Orochmiaru zaśmiał się głośno.

-Proszę, proszę... Wielcy Uchiha nie mogą czegoś dostać od tak? - pstryknął palcami, a w jego ręce pojawił się pierścień. - I muszą się wspomagać błyskotkami.

-Jeszcze proszę grzecznie - przerwał mu już nieco zirytowany kruczowłosy. - Ale zaraz może się to zmienić...

-Wątpię w to, że mnie pokonasz - zauważył wężowaty. - Byle Uchiha...

-Nie jestem pierwszym lepszym Uchihą - warknął kruczowłosy. - I wiesz co... Mam już dość.

Wyjął zza pleców katanę, do której przy rękojeści przymocowane było orle pióro o granatowym połysku. Z miejsca zaatakował Orochmiaru, który także przyzwał swój miecz. W czasie walki kaptur z jego głowy opadł, ukazując lwią grzywę czarnych włosów. Wężowaty poznał w końcu przeciwnika.

-Dziw, że jeszcze żyjesz - zauważył z uśmiechem. - Setka na karku, a ty się wciąż wleczesz po świecie.

Zaatakował go w milczeniu, nie chcąc odpowiadać na głupie komentarze. W końcu zdołał zranić go w ramię. Kolejne pchnięcie przebiło bok sannina. Nagle kruczowłosy jęknął głośno. W jego brzuch wbijał się miecz Orochimaru. Uchiha wypluł z ust ciemnoczerwoną krew.

-I zdychaj... - warknął wężowaty, wstając powoli i przytrzymując ręką krwawiącą ranę w boku. - Bo i tak za długo żyłeś... Uchiha Madaro...

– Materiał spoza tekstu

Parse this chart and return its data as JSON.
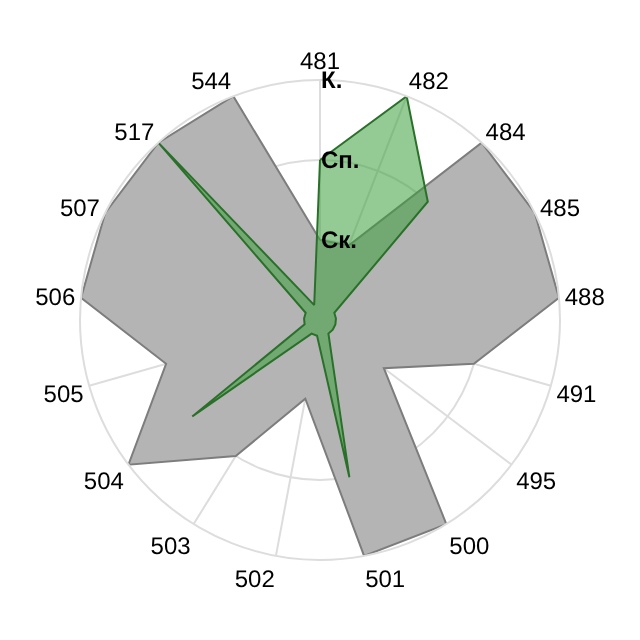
{
  "chart_data": {
    "type": "radar",
    "categories": [
      "481",
      "482",
      "484",
      "485",
      "488",
      "491",
      "495",
      "500",
      "501",
      "502",
      "503",
      "504",
      "505",
      "506",
      "507",
      "517",
      "544"
    ],
    "series": [
      {
        "color": "#b4b4b4",
        "values": [
          1,
          1,
          3,
          3,
          3,
          2,
          1,
          3,
          3,
          1,
          2,
          3,
          2,
          3,
          3,
          3,
          3
        ]
      },
      {
        "color": "#3ca03c",
        "values": [
          2,
          3,
          2,
          0.2,
          0.2,
          0.2,
          0.2,
          0.2,
          2,
          0.2,
          0.2,
          2,
          0.2,
          0.2,
          0.2,
          3,
          0.2
        ]
      }
    ],
    "ylim": [
      0,
      3
    ],
    "yticks": [
      {
        "value": 1,
        "label": "Ск."
      },
      {
        "value": 2,
        "label": "Сп."
      },
      {
        "value": 3,
        "label": "К."
      }
    ],
    "grid": true,
    "marker": "none"
  }
}
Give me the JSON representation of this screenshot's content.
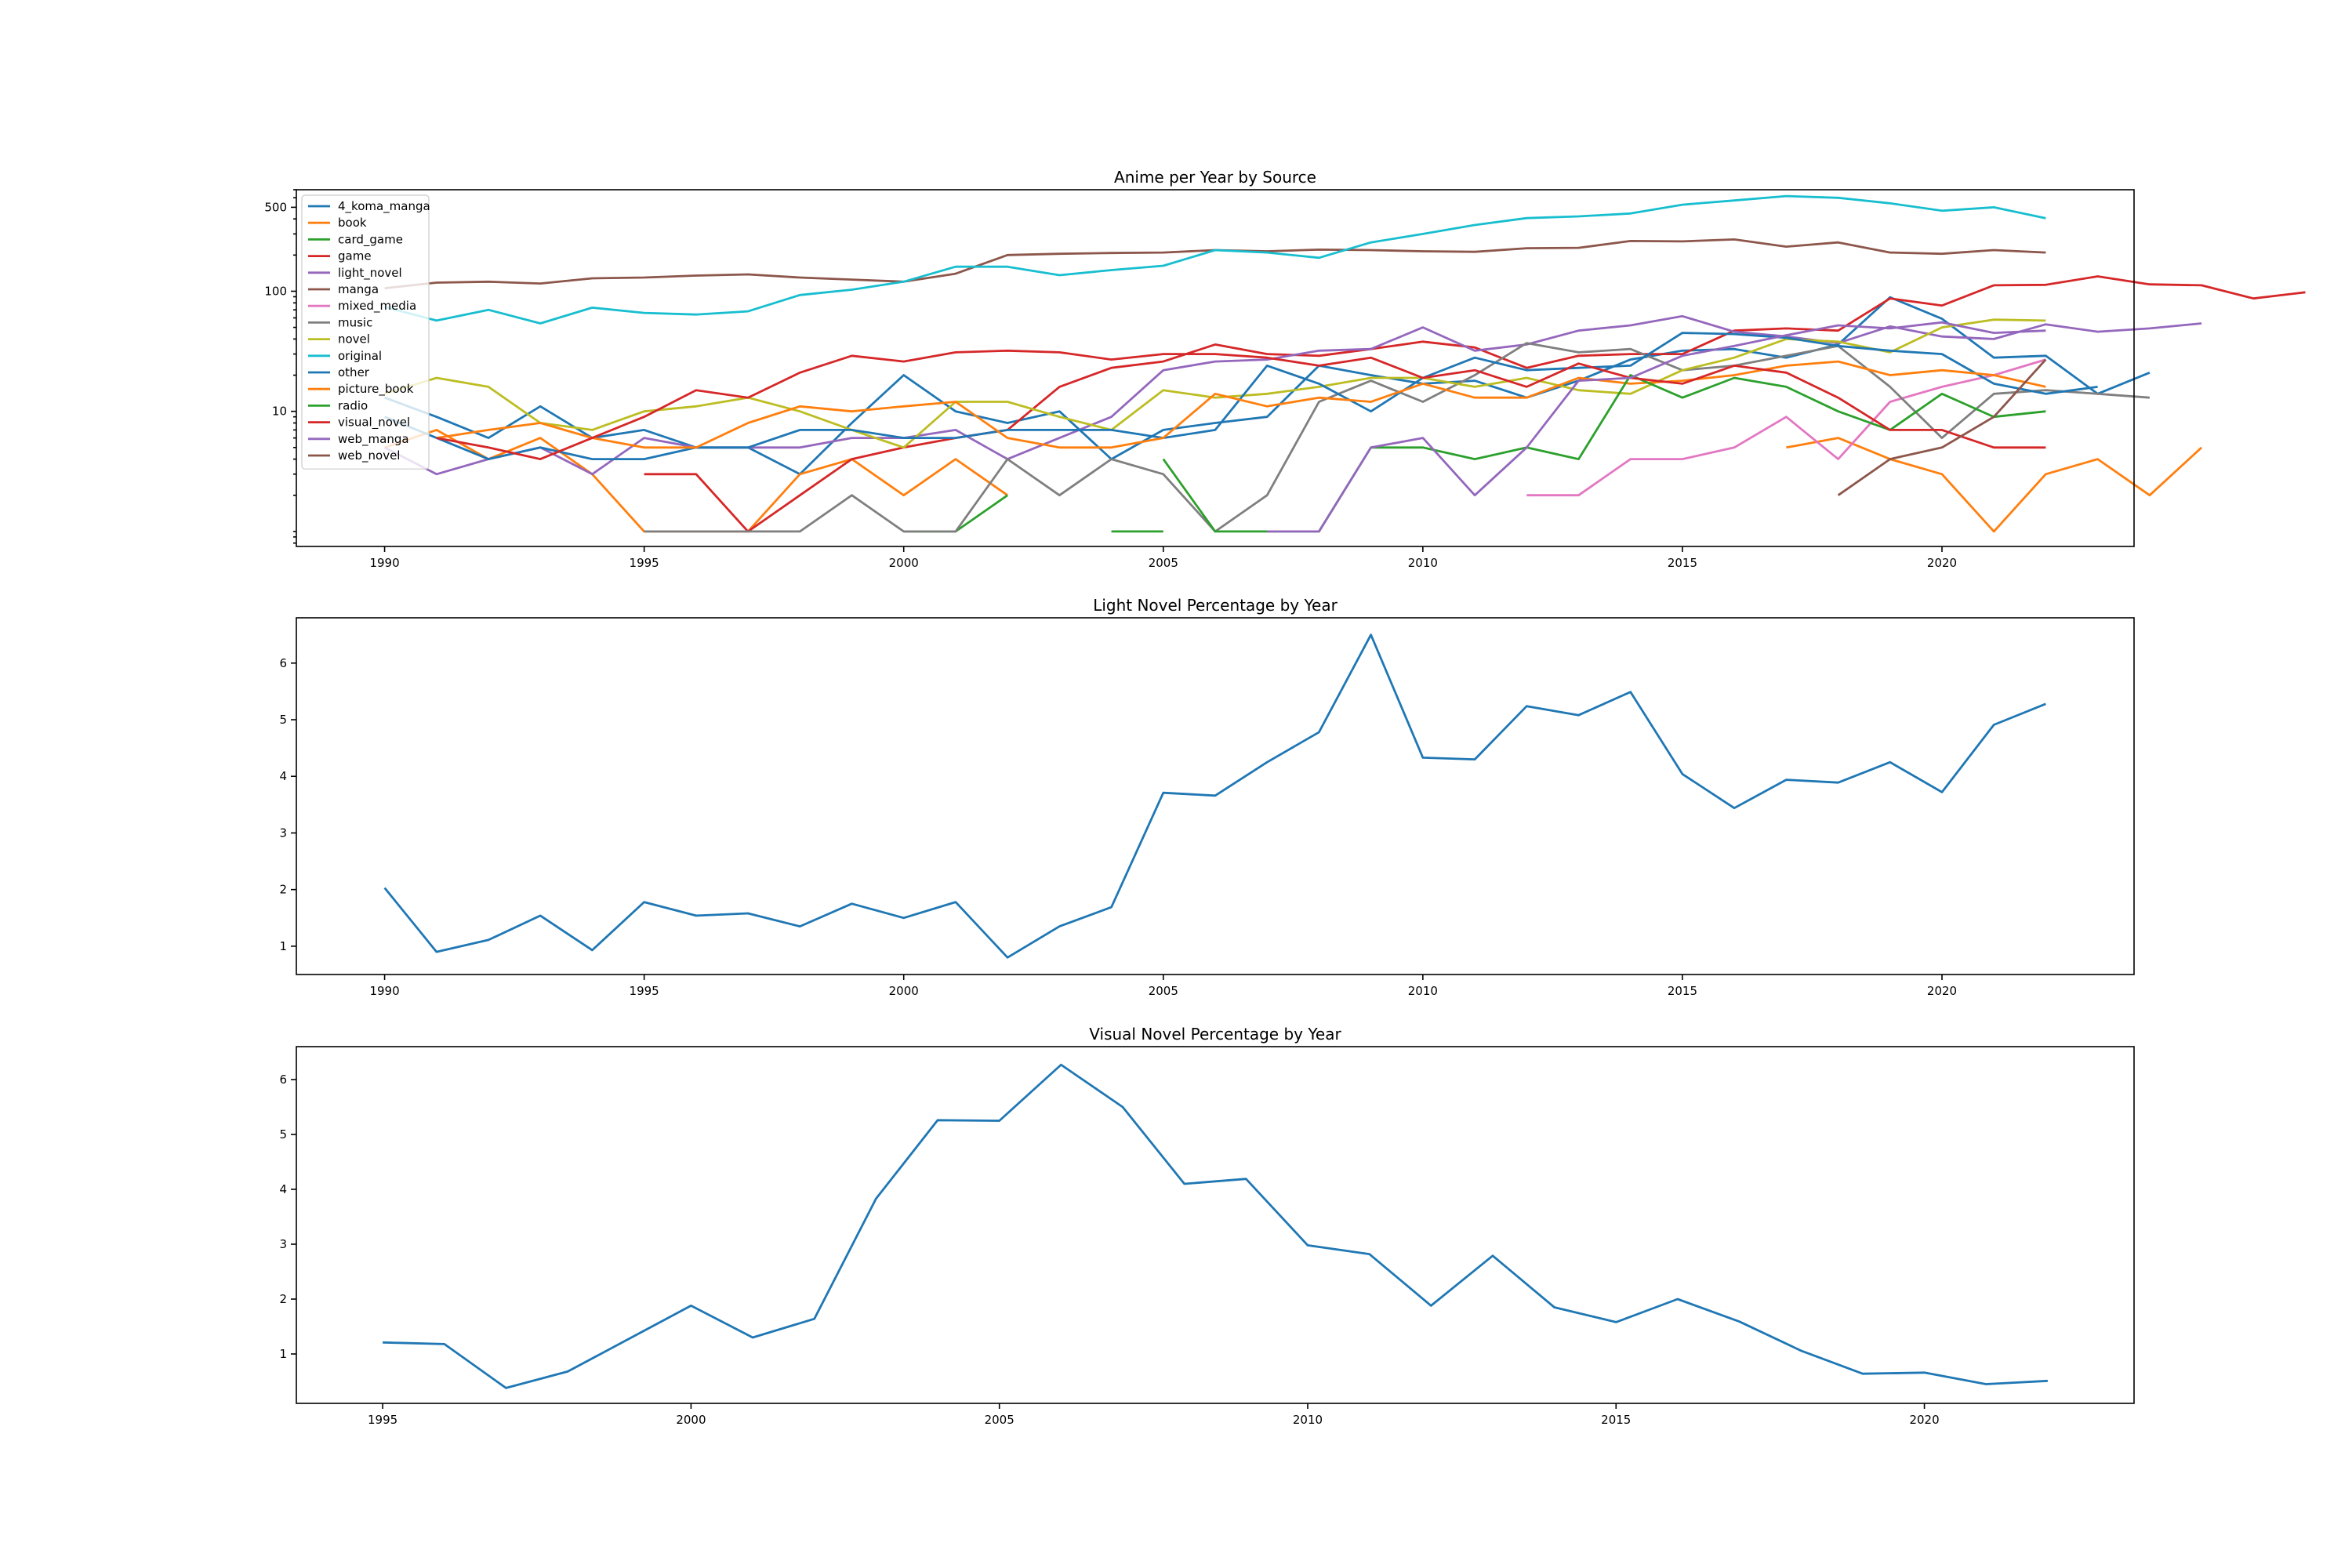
{
  "chart_data": [
    {
      "type": "line",
      "title": "Anime per Year by Source",
      "xlabel": "",
      "ylabel": "",
      "yscale": "log",
      "xlim": [
        1988.3,
        2023.7
      ],
      "ylim": [
        0.75,
        700
      ],
      "xticks": [
        1990,
        1995,
        2000,
        2005,
        2010,
        2015,
        2020
      ],
      "yticks": [
        {
          "value": 10,
          "label": "10"
        },
        {
          "value": 100,
          "label": "100"
        },
        {
          "value": 500,
          "label": "500"
        }
      ],
      "grid": false,
      "legend_position": "top-left",
      "x_start": 1990,
      "series": [
        {
          "name": "4_koma_manga",
          "color": "#1f77b4",
          "values": [
            13,
            9,
            6,
            11,
            6,
            7,
            5,
            5,
            3,
            8,
            20,
            10,
            8,
            10,
            4,
            7,
            8,
            9,
            24,
            20,
            17,
            18,
            13,
            18,
            27,
            32,
            33,
            28,
            36,
            89,
            59,
            28,
            29,
            14,
            21
          ]
        },
        {
          "name": "book",
          "color": "#ff7f0e",
          "values": [
            5,
            7,
            4,
            6,
            3,
            1,
            1,
            1,
            3,
            4,
            2,
            4,
            2,
            null,
            null,
            null,
            null,
            null,
            null,
            null,
            null,
            null,
            null,
            null,
            null,
            null,
            null,
            5,
            6,
            4,
            3,
            1,
            3,
            4,
            2,
            5
          ]
        },
        {
          "name": "card_game",
          "color": "#2ca02c",
          "values": [
            null,
            null,
            null,
            null,
            null,
            null,
            null,
            null,
            null,
            null,
            1,
            1,
            2,
            null,
            1,
            1,
            null,
            null,
            null,
            null,
            null,
            null,
            null,
            null,
            null,
            null,
            null,
            null,
            null,
            null,
            null,
            null,
            null,
            null,
            null
          ]
        },
        {
          "name": "game",
          "color": "#d62728",
          "values": [
            null,
            null,
            null,
            null,
            null,
            3,
            3,
            1,
            2,
            4,
            5,
            6,
            7,
            16,
            23,
            26,
            36,
            30,
            29,
            33,
            38,
            34,
            23,
            29,
            30,
            30,
            47,
            49,
            47,
            87,
            76,
            112,
            113,
            133,
            114,
            112,
            87,
            98
          ]
        },
        {
          "name": "light_novel",
          "color": "#9467bd",
          "values": [
            5,
            3,
            4,
            5,
            3,
            6,
            5,
            5,
            5,
            6,
            6,
            7,
            4,
            6,
            9,
            22,
            26,
            27,
            32,
            33,
            50,
            32,
            36,
            47,
            52,
            62,
            46,
            42,
            37,
            51,
            42,
            40,
            53,
            46,
            49,
            54
          ]
        },
        {
          "name": "manga",
          "color": "#8c564b",
          "values": [
            106,
            118,
            120,
            116,
            128,
            130,
            135,
            138,
            130,
            125,
            120,
            140,
            200,
            205,
            208,
            210,
            220,
            215,
            222,
            220,
            215,
            213,
            228,
            230,
            262,
            260,
            270,
            235,
            255,
            210,
            205,
            220,
            210
          ]
        },
        {
          "name": "mixed_media",
          "color": "#e377c2",
          "values": [
            null,
            null,
            null,
            null,
            null,
            null,
            null,
            null,
            null,
            null,
            null,
            null,
            null,
            null,
            null,
            null,
            null,
            null,
            null,
            null,
            null,
            null,
            2,
            2,
            4,
            4,
            5,
            9,
            4,
            12,
            16,
            20,
            27
          ]
        },
        {
          "name": "music",
          "color": "#7f7f7f",
          "values": [
            null,
            null,
            null,
            null,
            null,
            1,
            1,
            1,
            1,
            2,
            1,
            1,
            4,
            2,
            4,
            3,
            1,
            2,
            12,
            18,
            12,
            20,
            37,
            31,
            33,
            22,
            24,
            29,
            35,
            16,
            6,
            14,
            15,
            14,
            13
          ]
        },
        {
          "name": "novel",
          "color": "#bcbd22",
          "values": [
            14,
            19,
            16,
            8,
            7,
            10,
            11,
            13,
            10,
            7,
            5,
            12,
            12,
            9,
            7,
            15,
            13,
            14,
            16,
            19,
            19,
            16,
            19,
            15,
            14,
            22,
            28,
            40,
            38,
            31,
            50,
            58,
            57
          ]
        },
        {
          "name": "original",
          "color": "#17becf",
          "values": [
            74,
            57,
            70,
            54,
            73,
            66,
            64,
            68,
            93,
            103,
            120,
            160,
            160,
            136,
            150,
            163,
            220,
            210,
            190,
            255,
            300,
            356,
            406,
            420,
            444,
            525,
            570,
            620,
            600,
            540,
            468,
            500,
            405
          ]
        },
        {
          "name": "other",
          "color": "#1f77b4",
          "values": [
            9,
            6,
            4,
            5,
            4,
            4,
            5,
            5,
            7,
            7,
            6,
            6,
            7,
            7,
            7,
            6,
            7,
            24,
            17,
            10,
            19,
            28,
            22,
            23,
            24,
            45,
            44,
            41,
            35,
            32,
            30,
            17,
            14,
            16
          ]
        },
        {
          "name": "picture_book",
          "color": "#ff7f0e",
          "values": [
            null,
            6,
            7,
            8,
            6,
            5,
            5,
            8,
            11,
            10,
            11,
            12,
            6,
            5,
            5,
            6,
            14,
            11,
            13,
            12,
            17,
            13,
            13,
            19,
            17,
            18,
            20,
            24,
            26,
            20,
            22,
            20,
            16
          ]
        },
        {
          "name": "radio",
          "color": "#2ca02c",
          "values": [
            null,
            null,
            null,
            null,
            null,
            null,
            null,
            null,
            null,
            null,
            null,
            null,
            null,
            null,
            null,
            4,
            1,
            1,
            1,
            5,
            5,
            4,
            5,
            4,
            20,
            13,
            19,
            16,
            10,
            7,
            14,
            9,
            10
          ]
        },
        {
          "name": "visual_novel",
          "color": "#d62728",
          "values": [
            null,
            6,
            5,
            4,
            6,
            9,
            15,
            13,
            21,
            29,
            26,
            31,
            32,
            31,
            27,
            30,
            30,
            28,
            24,
            28,
            19,
            22,
            16,
            25,
            19,
            17,
            24,
            21,
            13,
            7,
            7,
            5,
            5
          ]
        },
        {
          "name": "web_manga",
          "color": "#9467bd",
          "values": [
            null,
            null,
            null,
            null,
            null,
            null,
            null,
            null,
            null,
            null,
            null,
            null,
            null,
            null,
            null,
            null,
            null,
            1,
            1,
            5,
            6,
            2,
            5,
            18,
            19,
            29,
            35,
            43,
            52,
            49,
            55,
            45,
            47
          ]
        },
        {
          "name": "web_novel",
          "color": "#8c564b",
          "values": [
            null,
            null,
            null,
            null,
            null,
            null,
            null,
            null,
            null,
            null,
            null,
            null,
            null,
            null,
            null,
            null,
            null,
            null,
            null,
            null,
            null,
            null,
            null,
            null,
            null,
            null,
            null,
            null,
            2,
            4,
            5,
            9,
            27
          ]
        }
      ]
    },
    {
      "type": "line",
      "title": "Light Novel Percentage by Year",
      "xlabel": "",
      "ylabel": "",
      "xlim": [
        1988.3,
        2023.7
      ],
      "ylim": [
        0.5,
        6.8
      ],
      "xticks": [
        1990,
        1995,
        2000,
        2005,
        2010,
        2015,
        2020
      ],
      "yticks": [
        1,
        2,
        3,
        4,
        5,
        6
      ],
      "grid": false,
      "x": [
        1990,
        1991,
        1992,
        1993,
        1994,
        1995,
        1996,
        1997,
        1998,
        1999,
        2000,
        2001,
        2002,
        2003,
        2004,
        2005,
        2006,
        2007,
        2008,
        2009,
        2010,
        2011,
        2012,
        2013,
        2014,
        2015,
        2016,
        2017,
        2018,
        2019,
        2020,
        2021,
        2022
      ],
      "series": [
        {
          "color": "#1f77b4",
          "values": [
            2.03,
            0.9,
            1.11,
            1.54,
            0.93,
            1.78,
            1.54,
            1.58,
            1.35,
            1.75,
            1.5,
            1.78,
            0.8,
            1.35,
            1.69,
            3.71,
            3.66,
            4.25,
            4.78,
            6.5,
            4.33,
            4.3,
            5.24,
            5.08,
            5.49,
            4.04,
            3.44,
            3.94,
            3.89,
            4.25,
            3.72,
            4.91,
            5.28
          ]
        }
      ]
    },
    {
      "type": "line",
      "title": "Visual Novel Percentage by Year",
      "xlabel": "",
      "ylabel": "",
      "xlim": [
        1993.6,
        2023.4
      ],
      "ylim": [
        0.1,
        6.6
      ],
      "xticks": [
        1995,
        2000,
        2005,
        2010,
        2015,
        2020
      ],
      "yticks": [
        1,
        2,
        3,
        4,
        5,
        6
      ],
      "grid": false,
      "x": [
        1995,
        1996,
        1997,
        1998,
        1999,
        2000,
        2001,
        2002,
        2003,
        2004,
        2005,
        2006,
        2007,
        2008,
        2009,
        2010,
        2011,
        2012,
        2013,
        2014,
        2015,
        2016,
        2017,
        2018,
        2019,
        2020,
        2021,
        2022
      ],
      "series": [
        {
          "color": "#1f77b4",
          "values": [
            1.21,
            1.18,
            0.38,
            0.68,
            1.28,
            1.88,
            1.3,
            1.64,
            3.83,
            5.26,
            5.25,
            6.27,
            5.5,
            4.1,
            4.19,
            2.98,
            2.82,
            1.88,
            2.79,
            1.85,
            1.58,
            2.0,
            1.59,
            1.06,
            0.64,
            0.66,
            0.45,
            0.51
          ]
        }
      ]
    }
  ]
}
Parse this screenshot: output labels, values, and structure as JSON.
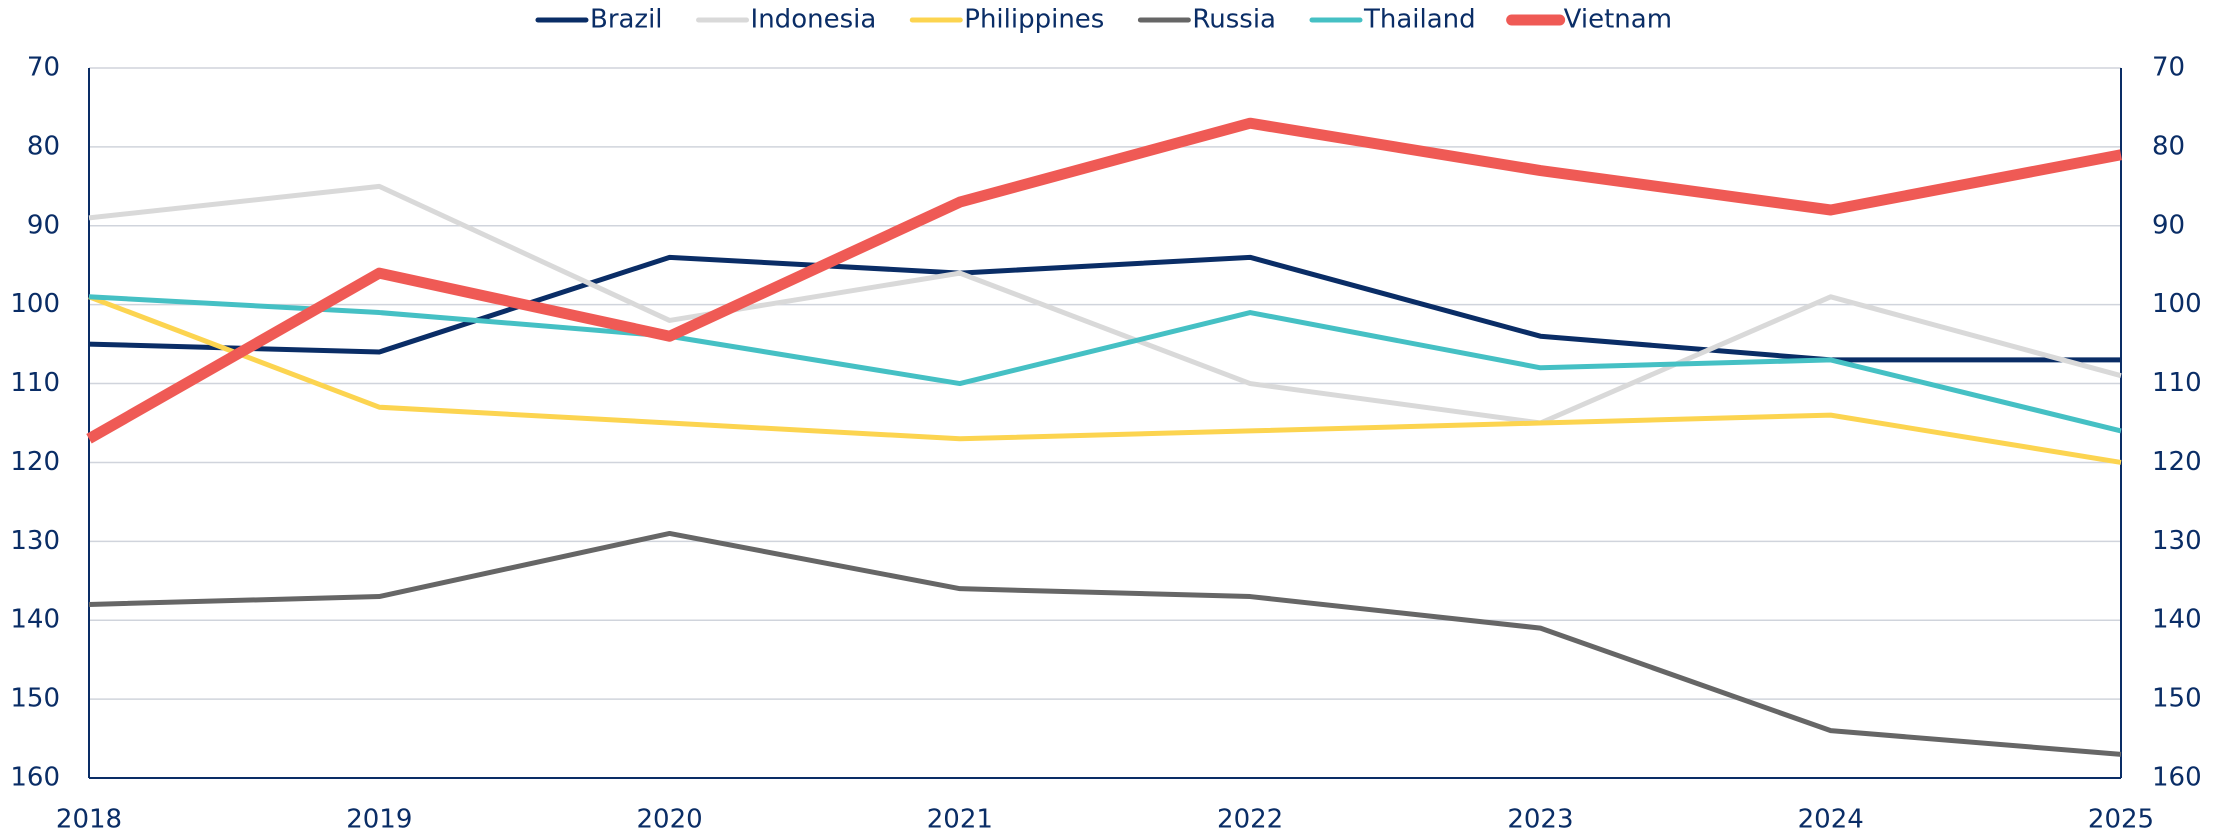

W zielarni Akatsuki. Wodne Okami.

Szarooka obudziła się z krzykiem w nocy. Do pokoju wpadł Tobirama, zwabiony tu wrzaskami dziewczyny, która jeszcze przed przebudzeniem się rzucała się na łóżku, krzycząc.

-Nie! Madara! Nie! - jej wrzask rozległ się w pokoju. - Nie!...

Tobi doskoczył do niej i przytrzymał wyrywającą się dziewczynę. Chwilę szarpała się z nim w półśnie, nie wiedząc nawet co robi. W końcu uspokoiła się w ramionach chłopaka.

-Nee-chan... - zaczął cicho. - Co się stało, Nee-chan?

-Madara... - wyszlochała. - On... Tam była krew, Tobirama... On...

-Już dobrze, Nee-chan - przerwał jej natychmiast. - To był tylko sen.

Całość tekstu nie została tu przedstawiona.